El mundo parece haber perdido una prioridad básica para vivir en este planeta, el entendimiento que somos una sola humanidad con muchas caras. Se ha perdido nuestra capacidad de reconciliarnos. A cada oportunidad, profesamos como pueblos vivir sin perdonar y sin ser perdonados: las familias se desaparecen sobre las trampas del abuso y el miedo; los vecinos abrazan la culpabilidad y la condena, pero no aceptan la responsabilidad y el perdón; se nos olvida nuestro origen como inmigrantes para criticar a los que apenas han llegado al barrio; la gente capaz evita la política y los que pueden elegirla rechazan el deber de votar.
Es increíble que el Congreso está más ocupado con acusaciones personales y respuestas defensivas que con su papel constitucional de unir al pueblo representado. Toda vida política parece ser involucrada, si no con indiscreciones sexuales, con préstamos dudosos y contratos gubernamentales conseguidos para sus aliados.
Con nuestro pecado compartido y la necesidad universal del perdón y la reconciliación, nos hallamos todos enlodados y hundiéndonos en el pantano de la intransigencia. Se supone que la religión nos debe prestar normas para solidarizar y entendernos, pero lo contrario parece cierto.
Todo el mundo vive atemorizado por los cristianos, judíos y muselmanes “de la derecha”. Sus bombas desmiembran a los niños en nombre de una fe fanática. Como los seguidores de San Pablo, un apóstol y prisionero del imperio, debemos haber aprendido que el estar entre los que se declaran justos no refleja necesariamente la fe en Cristo. Se hubiera incomodado mucho el carpintero galileo escuchándonos declararnos partidarios de la “derecha cristiana”.
No se comprende cómo estos políticos se acomodan en un mundo que ellos ven sólo de color y opinión de ellos. No podrían jamás sentirse bien en nuestra procesión de ofrendas o en las panaderías mejicanas, guatemaltecas y palestinas de la Montrose o la Kedzie. Sufrirían un enfarto cardiaco comiendo con palitos en el restaurante de Chang de la Elston o comprando una carne fresca de chivo sin envoltura plástica en la carnicería libanesa de la Kedzie. Tampoco apreciarían el canto de voces vietnamitas en la iglesia metodista. Para ellos la Iglesia protestante debe ser siempre blanca y anglosajona.

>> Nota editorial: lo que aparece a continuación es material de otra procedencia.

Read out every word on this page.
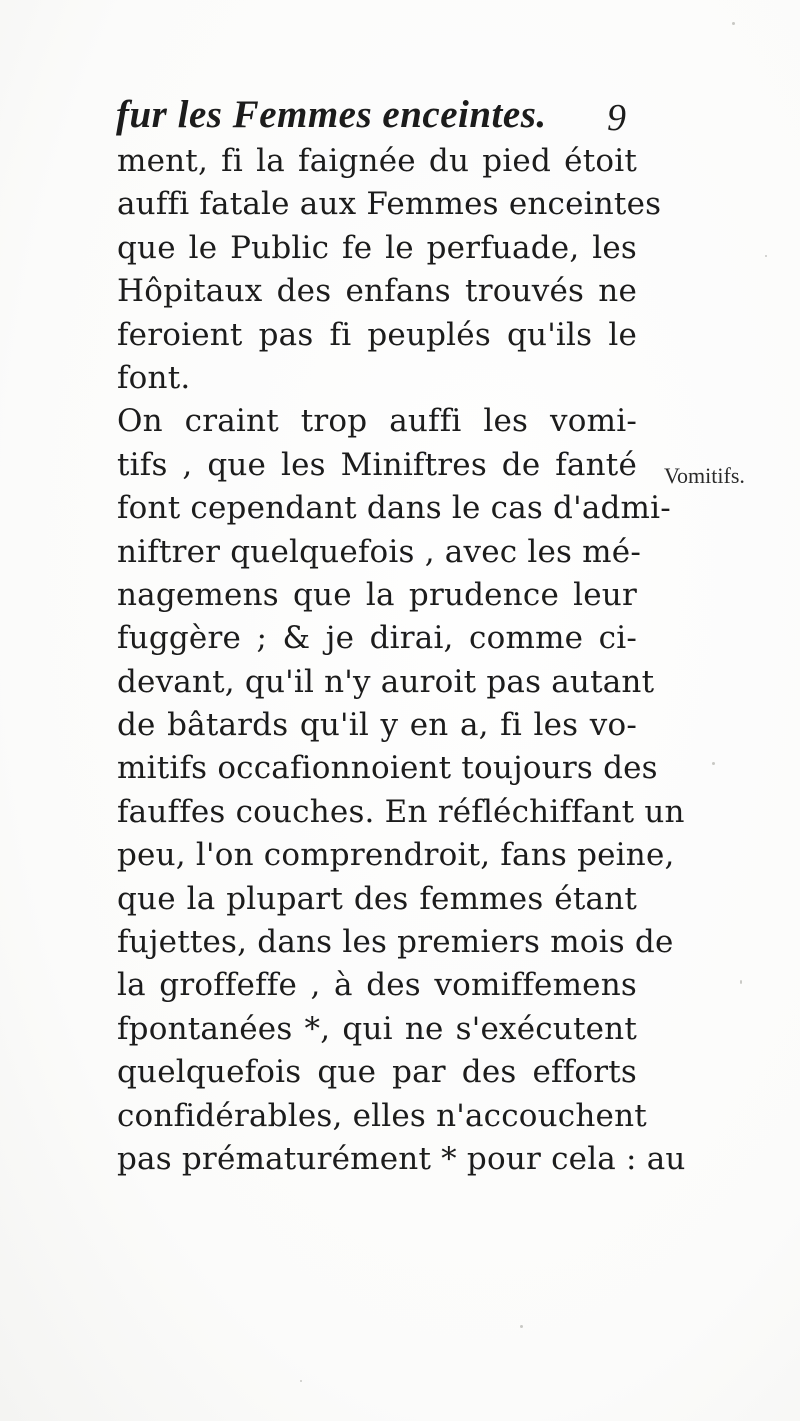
fur les Femmes enceintes. 9
ment, fi la faignée du pied étoit
auffi fatale aux Femmes enceintes
que le Public fe le perfuade, les
Hôpitaux des enfans trouvés ne
feroient pas fi peuplés qu'ils le
font.
On craint trop auffi les vomi-
tifs , que les Miniftres de fanté
font cependant dans le cas d'admi-
niftrer quelquefois , avec les mé-
nagemens que la prudence leur
fuggère ; & je dirai, comme ci-
devant, qu'il n'y auroit pas autant
de bâtards qu'il y en a, fi les vo-
mitifs occafionnoient toujours des
fauffes couches. En réfléchiffant un
peu, l'on comprendroit, fans peine,
que la plupart des femmes étant
fujettes, dans les premiers mois de
la groffeffe , à des vomiffemens
fpontanées *, qui ne s'exécutent
quelquefois que par des efforts
confidérables, elles n'accouchent
pas prématurément * pour cela : au
Vomitifs.
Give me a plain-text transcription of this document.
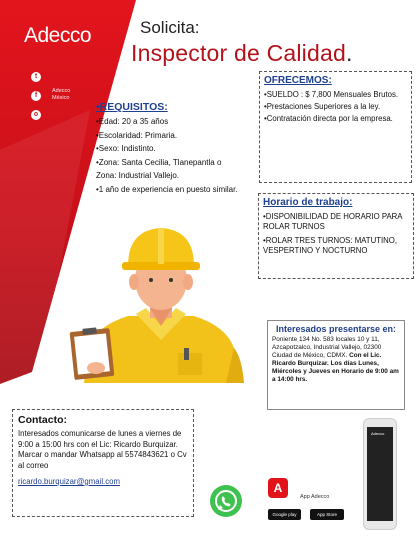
Adecco
t
f
o
Adecco
México
Solicita:
Inspector de Calidad.
OFRECEMOS:
•SUELDO : $ 7,800 Mensuales Brutos.
•Prestaciones Superiores a la ley.
•Contratación directa por la empresa.
•REQUISITOS:
•Edad: 20 a 35 años
•Escolaridad: Primaria.
•Sexo: Indistinto.
•Zona: Santa Cecilia, Tlanepantla o
Zona: Industrial Vallejo.
•1 año de experiencia en puesto similar.
Horario de trabajo:
•DISPONIBILIDAD DE HORARIO PARA ROLAR TURNOS
•ROLAR TRES TURNOS: MATUTINO, VESPERTINO Y NOCTURNO
Interesados presentarse en:

Poniente 134 No. 583 locales 10 y 11, Azcapotzalco, Industrial Vallejo, 02300 Ciudad de México, CDMX. Con el Lic. Ricardo Burquizar. Los días Lunes, Miércoles y Jueves en Horario de 9:00 am a 14:00 hrs.

Contacto:

Interesados comunicarse de lunes a viernes de 9:00 a 15:00 hrs con el Lic: Ricardo Burquizar. Marcar o mandar Whatsapp al 5574843621 o Cv al correo

ricardo.burquizar@gmail.com	A
App Adecco
Google play	App Store
Adecco
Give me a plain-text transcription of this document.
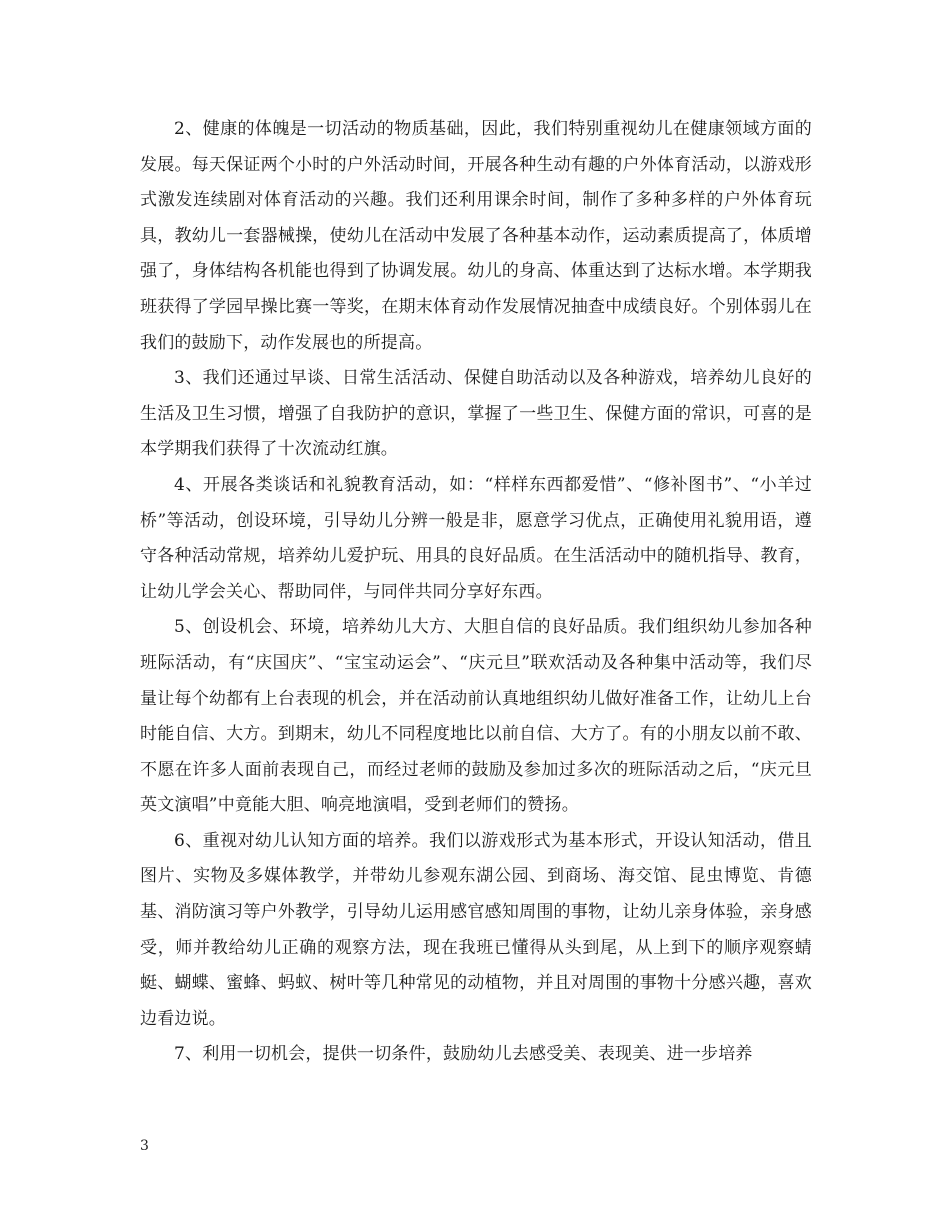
2、健康的体魄是一切活动的物质基础，因此，我们特别重视幼儿在健康领域方面的发展。每天保证两个小时的户外活动时间，开展各种生动有趣的户外体育活动，以游戏形式激发连续剧对体育活动的兴趣。我们还利用课余时间，制作了多种多样的户外体育玩具，教幼儿一套器械操，使幼儿在活动中发展了各种基本动作，运动素质提高了，体质增强了，身体结构各机能也得到了协调发展。幼儿的身高、体重达到了达标水增。本学期我班获得了学园早操比赛一等奖，在期末体育动作发展情况抽查中成绩良好。个别体弱儿在我们的鼓励下，动作发展也的所提高。

3、我们还通过早谈、日常生活活动、保健自助活动以及各种游戏，培养幼儿良好的生活及卫生习惯，增强了自我防护的意识，掌握了一些卫生、保健方面的常识，可喜的是本学期我们获得了十次流动红旗。

4、开展各类谈话和礼貌教育活动，如：“样样东西都爱惜”、“修补图书”、“小羊过桥”等活动，创设环境，引导幼儿分辨一般是非，愿意学习优点，正确使用礼貌用语，遵守各种活动常规，培养幼儿爱护玩、用具的良好品质。在生活活动中的随机指导、教育，让幼儿学会关心、帮助同伴，与同伴共同分享好东西。

5、创设机会、环境，培养幼儿大方、大胆自信的良好品质。我们组织幼儿参加各种班际活动，有“庆国庆”、“宝宝动运会”、“庆元旦”联欢活动及各种集中活动等，我们尽量让每个幼都有上台表现的机会，并在活动前认真地组织幼儿做好准备工作，让幼儿上台时能自信、大方。到期末，幼儿不同程度地比以前自信、大方了。有的小朋友以前不敢、不愿在许多人面前表现自己，而经过老师的鼓励及参加过多次的班际活动之后，“庆元旦英文演唱”中竟能大胆、响亮地演唱，受到老师们的赞扬。

6、重视对幼儿认知方面的培养。我们以游戏形式为基本形式，开设认知活动，借且图片、实物及多媒体教学，并带幼儿参观东湖公园、到商场、海交馆、昆虫博览、肯德基、消防演习等户外教学，引导幼儿运用感官感知周围的事物，让幼儿亲身体验，亲身感受，师并教给幼儿正确的观察方法，现在我班已懂得从头到尾，从上到下的顺序观察蜻蜓、蝴蝶、蜜蜂、蚂蚁、树叶等几种常见的动植物，并且对周围的事物十分感兴趣，喜欢边看边说。

7、利用一切机会，提供一切条件，鼓励幼儿去感受美、表现美、进一步培养

3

Se nos ha olvidado cómo Jesús vivía su vida y siempre defendía al alienado sin preguntar si ése fuera pecador o extranjero. Desde su punto de vista de la Resurrección, él nos exigía medir la vida, no por su pasado maliciosa e ignorante, sino por sus posibilidades futuras. Hay que predicar, no lo que ya somos, sino lo que todos podemos y debemos llegar a ser.
¿Se nos ha olvidado que Jesús rechazaba todo poder político? El sólo nos exige considerar las alternativas ofrecidas para que compartamos una vida moral significativa.
Las leyes no siempre representan la justicia y nunca responden a los problemas imponderables de la sociedad. Por ejemplo, ¿qué diferencia se nota entre los pandilleros que venden “crack” en una esquina de la Central Park y los maleantes con corbata de la Bolsa de Valores que hacen morir de hambre a los pobres de la tierra? Los dos grupos utilizan un “beeper” y quitan la esperanza del futuro.
En el tiempo de Jesús ningún pastor de ovejas hubiera dejado noventa y nueve de ellas para buscar un corderito. Tampoco hubiera barrido una señora toda la noche para recoger una de sus diez monedas. Un padre de familia, cuyo hijo lo había querido ver muerto, probablemente no lo hubiera esperado bajo lluvia y sol con abrazos y besos.
Pero Jesús quería cambiar todo eso. Nunca decía mucho a los que se pensaban controlar a Dios por sus leyes y ritos. Se dirigía siempre a los marginados de la historia. La vida cristiana no se fundamenta en el control, sino en la conciencia consecuente, y ella no se crea ni por las ganas de la ley ni por la cultura popular. Como nos ha enseñado Juan XXIII en su introducción al Concilio Vaticano Segundo, la organización debe ser creadora y la liberación responsable.
En sus parábolas, Jesús nos aclara que las noventa y nueve ovejas no se salvarán sin integrar al rebaño la centésima y que, sin contar todas las monedas, no habrá presupuesto. El padre será padre, no por haber permitido al hijo hacer lo que le daba la gana sino porque sabía esperar y besarlo.